Open thoran opened 4 years ago
Workaround: add this to your terminal profile:
alias smerge='smerge -n'
This is a particularly irritating regression of functionality for me — I use Alfred to open repositories, and this issue means the repository often opens on another desktop.
Workaround: add this to your terminal profile:
alias smerge='smerge -n'
Thanks for the workaround. Excuse any grumpiness. I was just about to buy a copy that day (I bought a licence the next day actually, once I got over my hissy fit.) to support you guys, even though I now use dark mode, and right before I was about to buy it you 'break' it on me! I still think that a setting internal to the app apart from respecting a command line switch would be good, since that might solve @sebrichards issue even if mine is essentially solved by the use of the -n
switch.
@srbs that doesn't work on Windows, but you can create a launcher/wrapper that will do the same. But that has a bug (on Windows at least) -n or --new-window will open the repo in a new window ONLY if it's not already open. If it's already open, it just opens a new window and requests that you select a repo...

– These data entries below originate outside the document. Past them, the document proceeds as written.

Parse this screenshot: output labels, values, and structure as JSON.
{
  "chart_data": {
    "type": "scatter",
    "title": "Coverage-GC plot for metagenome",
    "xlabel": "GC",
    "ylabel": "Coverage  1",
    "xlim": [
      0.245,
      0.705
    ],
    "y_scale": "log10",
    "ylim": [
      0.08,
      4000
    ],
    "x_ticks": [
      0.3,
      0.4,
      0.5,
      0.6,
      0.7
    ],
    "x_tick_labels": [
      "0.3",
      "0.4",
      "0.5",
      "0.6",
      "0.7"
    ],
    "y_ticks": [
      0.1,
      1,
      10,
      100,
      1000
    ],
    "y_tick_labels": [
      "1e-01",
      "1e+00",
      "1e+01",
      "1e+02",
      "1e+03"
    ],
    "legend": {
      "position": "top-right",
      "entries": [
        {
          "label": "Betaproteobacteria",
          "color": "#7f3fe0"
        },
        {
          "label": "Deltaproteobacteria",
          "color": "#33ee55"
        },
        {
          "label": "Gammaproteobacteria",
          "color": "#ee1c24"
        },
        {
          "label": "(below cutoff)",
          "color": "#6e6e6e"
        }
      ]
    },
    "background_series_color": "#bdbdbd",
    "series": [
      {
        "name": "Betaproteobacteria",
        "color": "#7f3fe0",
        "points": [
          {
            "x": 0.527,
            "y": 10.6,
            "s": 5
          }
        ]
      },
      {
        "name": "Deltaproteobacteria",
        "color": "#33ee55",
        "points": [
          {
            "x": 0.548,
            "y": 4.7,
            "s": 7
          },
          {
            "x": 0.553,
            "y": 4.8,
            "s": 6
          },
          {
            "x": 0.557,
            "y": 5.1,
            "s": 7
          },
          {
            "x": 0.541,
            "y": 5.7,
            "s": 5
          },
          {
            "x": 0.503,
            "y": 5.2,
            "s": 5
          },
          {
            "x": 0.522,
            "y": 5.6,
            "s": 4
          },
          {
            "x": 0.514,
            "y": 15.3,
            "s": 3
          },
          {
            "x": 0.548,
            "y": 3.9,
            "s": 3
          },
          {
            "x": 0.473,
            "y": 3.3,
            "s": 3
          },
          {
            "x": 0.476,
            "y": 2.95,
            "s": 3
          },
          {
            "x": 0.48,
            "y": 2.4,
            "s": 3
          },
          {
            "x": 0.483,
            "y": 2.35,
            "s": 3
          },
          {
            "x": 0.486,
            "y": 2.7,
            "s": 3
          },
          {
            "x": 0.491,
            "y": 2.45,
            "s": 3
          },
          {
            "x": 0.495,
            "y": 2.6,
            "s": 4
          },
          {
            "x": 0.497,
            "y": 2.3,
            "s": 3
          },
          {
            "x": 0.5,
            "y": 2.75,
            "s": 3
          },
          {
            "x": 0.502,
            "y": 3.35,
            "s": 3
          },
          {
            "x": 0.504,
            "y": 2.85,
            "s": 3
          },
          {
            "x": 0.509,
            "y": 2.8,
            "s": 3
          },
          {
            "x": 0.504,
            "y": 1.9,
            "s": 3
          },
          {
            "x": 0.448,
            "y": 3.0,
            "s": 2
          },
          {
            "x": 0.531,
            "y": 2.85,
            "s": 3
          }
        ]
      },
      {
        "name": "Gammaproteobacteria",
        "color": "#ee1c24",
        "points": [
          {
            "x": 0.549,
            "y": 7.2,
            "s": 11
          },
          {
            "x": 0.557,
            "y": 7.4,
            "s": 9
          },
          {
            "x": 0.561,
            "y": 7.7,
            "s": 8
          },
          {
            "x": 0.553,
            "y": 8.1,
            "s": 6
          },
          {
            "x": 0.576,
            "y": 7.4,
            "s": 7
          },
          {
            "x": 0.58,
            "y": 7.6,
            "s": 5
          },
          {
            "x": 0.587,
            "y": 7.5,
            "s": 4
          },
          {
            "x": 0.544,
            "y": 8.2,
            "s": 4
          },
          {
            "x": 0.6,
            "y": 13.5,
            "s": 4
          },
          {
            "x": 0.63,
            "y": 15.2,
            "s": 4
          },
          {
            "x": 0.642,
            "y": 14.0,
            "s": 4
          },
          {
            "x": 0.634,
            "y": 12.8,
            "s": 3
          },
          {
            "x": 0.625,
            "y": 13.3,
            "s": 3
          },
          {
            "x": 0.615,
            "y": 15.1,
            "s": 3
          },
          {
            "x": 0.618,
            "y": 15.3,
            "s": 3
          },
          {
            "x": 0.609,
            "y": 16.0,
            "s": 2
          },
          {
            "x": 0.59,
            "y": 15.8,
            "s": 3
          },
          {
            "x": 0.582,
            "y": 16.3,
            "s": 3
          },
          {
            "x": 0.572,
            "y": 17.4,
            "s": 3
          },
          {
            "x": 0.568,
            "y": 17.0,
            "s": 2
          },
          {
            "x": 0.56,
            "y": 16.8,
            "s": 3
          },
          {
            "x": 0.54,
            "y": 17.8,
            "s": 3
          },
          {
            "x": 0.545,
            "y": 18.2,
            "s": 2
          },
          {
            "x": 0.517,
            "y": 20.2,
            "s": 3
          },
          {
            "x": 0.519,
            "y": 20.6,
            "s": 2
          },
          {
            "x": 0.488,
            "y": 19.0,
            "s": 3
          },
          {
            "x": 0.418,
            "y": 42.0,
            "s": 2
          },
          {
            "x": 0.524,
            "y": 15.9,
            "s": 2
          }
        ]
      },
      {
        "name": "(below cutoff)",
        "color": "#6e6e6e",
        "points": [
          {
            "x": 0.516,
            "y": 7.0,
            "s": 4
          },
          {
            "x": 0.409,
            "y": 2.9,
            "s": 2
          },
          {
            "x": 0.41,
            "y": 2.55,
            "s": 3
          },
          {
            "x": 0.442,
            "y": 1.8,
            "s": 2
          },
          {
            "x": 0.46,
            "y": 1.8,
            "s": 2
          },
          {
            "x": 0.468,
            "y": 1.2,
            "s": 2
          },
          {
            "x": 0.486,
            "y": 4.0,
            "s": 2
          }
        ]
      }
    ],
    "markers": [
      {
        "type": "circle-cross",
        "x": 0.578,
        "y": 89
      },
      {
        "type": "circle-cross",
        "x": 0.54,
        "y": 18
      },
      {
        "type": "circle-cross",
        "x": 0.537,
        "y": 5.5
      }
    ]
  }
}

Problem description Previously
smerge <path>
would open a new window. Now it opens a new tab. All but the current tab is hidden when navigating multiple repositories via the Windows menu, hence hiding the names of the open repositories.Preferred solution I don't see the point of tabs in this interface at all, even the new per file tabs. It just creates needless visual noise. So, either return the old behaviour of opening a new window or at least make it configurable via Preferences. Perhaps I may prefer to use tabs, but don't force me to do so. The same goes for the per file tabs. Unless I can think of some reason to have per file tabs pretty soon I'd just like them to go away. What functionality do either of things provide which at all, let alone being compelling?
Alternatives Attend design school? File a bug report as I'd almost call this a bug, since bugs aren't necessarily purely functional.
Screenshots I think the explanation above is sufficient.